Stab Podcast: Rasta’s Board Art Surf Performance Theory
Death wears horizontal stripes.
David Attenborough made his career from showing strange creatures to the gawking masses — those sitting behind a screen, mesmerised by the absurdity and beauty flickering in front of them. He captured the delicate rituals, the ancient instincts, the sheer marvel of life that existed far beyond their own small worlds.
This week on the podcast, Dave Rastovich is the snow leopard, and Danny Johnson is Sir David Attenborough.
The subject is so strange, with behaviours so off-kilter, that Danny could’ve just pointed the camera, pressed record, and served up an uncut stream of the animal eating its breakfast. Yet, in the third instalment of EAST, which premiered just days ago, you’ll see that the filmmaker is his own blend of brilliance and eccentricity, cut from the same flax cloth as the subject he’s documenting.

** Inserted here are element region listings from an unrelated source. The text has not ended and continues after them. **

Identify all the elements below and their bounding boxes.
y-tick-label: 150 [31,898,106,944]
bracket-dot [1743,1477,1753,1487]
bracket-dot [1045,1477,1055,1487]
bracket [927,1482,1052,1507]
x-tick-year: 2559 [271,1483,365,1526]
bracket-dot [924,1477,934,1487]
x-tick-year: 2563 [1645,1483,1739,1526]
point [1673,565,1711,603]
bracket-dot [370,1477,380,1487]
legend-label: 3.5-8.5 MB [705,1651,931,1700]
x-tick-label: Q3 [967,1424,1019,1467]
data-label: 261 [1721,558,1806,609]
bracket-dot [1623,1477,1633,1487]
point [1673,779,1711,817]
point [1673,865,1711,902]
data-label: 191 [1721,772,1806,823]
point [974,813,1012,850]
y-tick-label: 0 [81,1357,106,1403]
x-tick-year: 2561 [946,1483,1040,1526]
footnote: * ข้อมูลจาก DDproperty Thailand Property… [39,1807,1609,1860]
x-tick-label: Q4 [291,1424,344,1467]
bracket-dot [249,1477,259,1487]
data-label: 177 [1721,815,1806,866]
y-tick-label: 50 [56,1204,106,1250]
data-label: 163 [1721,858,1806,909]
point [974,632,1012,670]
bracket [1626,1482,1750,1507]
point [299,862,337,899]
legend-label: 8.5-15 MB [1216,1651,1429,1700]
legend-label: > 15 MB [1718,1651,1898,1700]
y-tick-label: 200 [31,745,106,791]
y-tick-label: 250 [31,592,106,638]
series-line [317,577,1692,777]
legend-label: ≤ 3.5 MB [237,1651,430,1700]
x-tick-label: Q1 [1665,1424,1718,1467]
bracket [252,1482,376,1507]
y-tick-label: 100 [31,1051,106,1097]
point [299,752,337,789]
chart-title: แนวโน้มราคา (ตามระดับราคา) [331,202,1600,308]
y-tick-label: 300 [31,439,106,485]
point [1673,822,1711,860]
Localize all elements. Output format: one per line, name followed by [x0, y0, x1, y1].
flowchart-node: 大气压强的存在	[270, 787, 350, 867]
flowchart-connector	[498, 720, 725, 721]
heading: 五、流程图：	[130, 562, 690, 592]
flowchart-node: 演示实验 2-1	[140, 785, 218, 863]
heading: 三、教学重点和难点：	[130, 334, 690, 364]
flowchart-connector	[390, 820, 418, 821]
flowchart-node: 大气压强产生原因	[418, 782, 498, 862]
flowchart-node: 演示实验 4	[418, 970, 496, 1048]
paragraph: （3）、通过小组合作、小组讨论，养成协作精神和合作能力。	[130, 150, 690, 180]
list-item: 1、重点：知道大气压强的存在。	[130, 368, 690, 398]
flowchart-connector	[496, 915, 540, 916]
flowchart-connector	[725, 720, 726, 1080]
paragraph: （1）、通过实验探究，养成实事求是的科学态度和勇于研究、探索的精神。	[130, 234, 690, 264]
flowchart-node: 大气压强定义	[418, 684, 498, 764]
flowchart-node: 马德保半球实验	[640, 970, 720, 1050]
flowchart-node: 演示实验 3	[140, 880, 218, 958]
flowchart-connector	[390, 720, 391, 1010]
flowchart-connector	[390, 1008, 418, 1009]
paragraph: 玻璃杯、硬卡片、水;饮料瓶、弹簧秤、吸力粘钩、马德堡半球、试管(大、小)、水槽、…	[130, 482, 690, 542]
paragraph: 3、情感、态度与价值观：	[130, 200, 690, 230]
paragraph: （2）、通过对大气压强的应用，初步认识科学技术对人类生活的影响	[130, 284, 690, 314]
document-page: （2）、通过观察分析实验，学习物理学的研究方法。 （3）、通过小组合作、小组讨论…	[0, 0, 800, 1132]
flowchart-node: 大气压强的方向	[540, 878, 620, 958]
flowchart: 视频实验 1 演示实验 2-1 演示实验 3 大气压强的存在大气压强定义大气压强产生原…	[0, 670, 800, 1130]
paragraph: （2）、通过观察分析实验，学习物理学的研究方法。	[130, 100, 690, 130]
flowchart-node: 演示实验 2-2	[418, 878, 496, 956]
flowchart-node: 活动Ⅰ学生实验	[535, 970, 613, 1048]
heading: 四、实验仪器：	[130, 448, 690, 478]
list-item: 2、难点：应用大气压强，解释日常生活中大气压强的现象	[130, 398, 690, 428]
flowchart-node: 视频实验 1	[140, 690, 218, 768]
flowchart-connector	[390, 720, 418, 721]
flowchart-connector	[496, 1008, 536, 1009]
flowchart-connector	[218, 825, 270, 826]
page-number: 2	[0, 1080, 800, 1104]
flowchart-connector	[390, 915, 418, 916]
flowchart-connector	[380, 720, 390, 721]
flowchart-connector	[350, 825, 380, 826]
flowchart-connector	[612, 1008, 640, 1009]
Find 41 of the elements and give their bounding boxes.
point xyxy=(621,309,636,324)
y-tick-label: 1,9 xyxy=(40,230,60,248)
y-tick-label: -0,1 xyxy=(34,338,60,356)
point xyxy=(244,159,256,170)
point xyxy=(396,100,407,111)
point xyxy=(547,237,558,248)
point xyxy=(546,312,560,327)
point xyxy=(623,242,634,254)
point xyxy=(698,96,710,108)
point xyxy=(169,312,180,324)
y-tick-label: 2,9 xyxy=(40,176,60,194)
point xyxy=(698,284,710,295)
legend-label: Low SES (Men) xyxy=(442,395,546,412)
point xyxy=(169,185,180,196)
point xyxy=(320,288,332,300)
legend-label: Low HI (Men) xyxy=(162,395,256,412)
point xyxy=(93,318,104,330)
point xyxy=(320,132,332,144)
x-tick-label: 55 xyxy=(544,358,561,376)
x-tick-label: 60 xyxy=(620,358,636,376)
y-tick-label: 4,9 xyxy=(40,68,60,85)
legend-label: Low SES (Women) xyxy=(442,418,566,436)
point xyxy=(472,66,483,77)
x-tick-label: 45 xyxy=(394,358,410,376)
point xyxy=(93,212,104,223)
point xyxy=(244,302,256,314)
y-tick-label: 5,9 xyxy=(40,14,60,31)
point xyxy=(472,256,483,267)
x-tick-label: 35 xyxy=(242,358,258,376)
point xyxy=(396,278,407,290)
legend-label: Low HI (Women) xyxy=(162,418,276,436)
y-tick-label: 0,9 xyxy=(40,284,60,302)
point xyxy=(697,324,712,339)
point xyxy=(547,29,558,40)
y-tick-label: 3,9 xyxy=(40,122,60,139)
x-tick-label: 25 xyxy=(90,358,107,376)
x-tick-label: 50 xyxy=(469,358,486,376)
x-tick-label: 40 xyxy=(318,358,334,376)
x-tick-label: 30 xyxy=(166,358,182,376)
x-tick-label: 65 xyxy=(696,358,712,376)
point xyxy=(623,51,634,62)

Rasta has a gift for rummaging through the clutter of his psyche and voicing thoughts that we’ve all likely had but ignored. The toll we pay for our digital existence.
“He talks about things we all know intuitively, even if we’re not consciously thinking about them, and nobody has ever said them before,” says Mikey, mesmerised.
Give Dave a board that works by conventional wisdom, and he’ll likely give it the stink eye. But turn the fins backwards, and he might just find something to love.
“Building someone a wild horse is never the goal,” says Donald Brink in episode three. Maybe not, but considering Rasta ditched a Dane Reynolds shape because it was too polished, it’s clear he’d rather wrestle with a wild stallion than a well-trained cat.
Next up, Buck gets all sentimental thinking about the kids from the Chinese Communist Party. “Most of us surf for fun. It sucks to think of kids being forced to surf without enjoying it.”
“Fuck those kids,” Mikey shoots back, spine prickly. “They’re getting paid to spend six months in Indo.”
In any case, an ex-Australian QS surfer has been picked up by the big yellow star, and now serves as the coach for the Chinese surf team, where excellence is non-negotiable. More pressure than finals day in Saquarema.
In other news, far from China, Mikey February designed a surfboard., a Trilogy theory is debunked, Steph Gilmore casually strolls away from the candy store, and we offer a fresh dose of unsolicited gambling advice.
What? You got something better to do?